When I was a small tyke there wasn’t much thought given to gender equity. I don’t ever remember as a child any reference to this. Gender equity, women’s movement and all that surrounds that didn’t come up until the 60’s really. I mean yes, there was women’s political issues with suffrage in the 19th century. Women needed the right to vote like any other person in this country. I guess this was more or less the beginning stages of women’s rights politics.
One thing women did participate in was the military. There was a strong force of women in the military clear back to the revolutionary war. During the Revolutionary War, women served the U.S. Army in traditional roles as nurses, seamstresses and cooks for troops in camp. Some courageous women served in combat either alongside their husbands or disguised as men, while others operated as spies for the cause. Of course, after that were have always been women in the military.
I don’t know if being in the military gave these women a special place for prowess or not, but I know of a story where one woman accomplished a pretty remarkable feat for the day. If her service in the navy gave her this strength to begin and complete a heavy-duty task or not, but I have always admired her for this.
I remember when I was 8 or 9 years old the big talk of the neighborhood was our neighbor’s Aunty Jane had retired from the navy and was building a house over on her family’s property on Walnut Avenue. At first my dad didn’t believe it. Women didn’t just go around in those days building houses. We listened to the neighborhood gossip and waited a few months and finally the curiosity got the best of my folks. One afternoon we got in the car and drove over to Walnut Avenue to see this infamous house Aunty Jane was supposedly building.
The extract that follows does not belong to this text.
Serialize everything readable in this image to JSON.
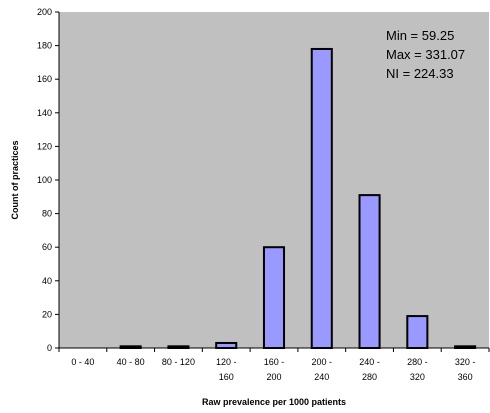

Well, there it was, big as life and looking pretty darn good. When we saw it the first time it was studded and it looked like she was putting the plumbing in the house. We drove by every few weeks just to see how the house was coming. It took Aunty Jane quite a while to build her little house, but when she was finished it was really a nice home. It was the big talk of the neighborhood for a long time, especially among the men, my dad included. He had to eat crow because he didn’t think she could do it.
What I learned from this, never underestimate a woman!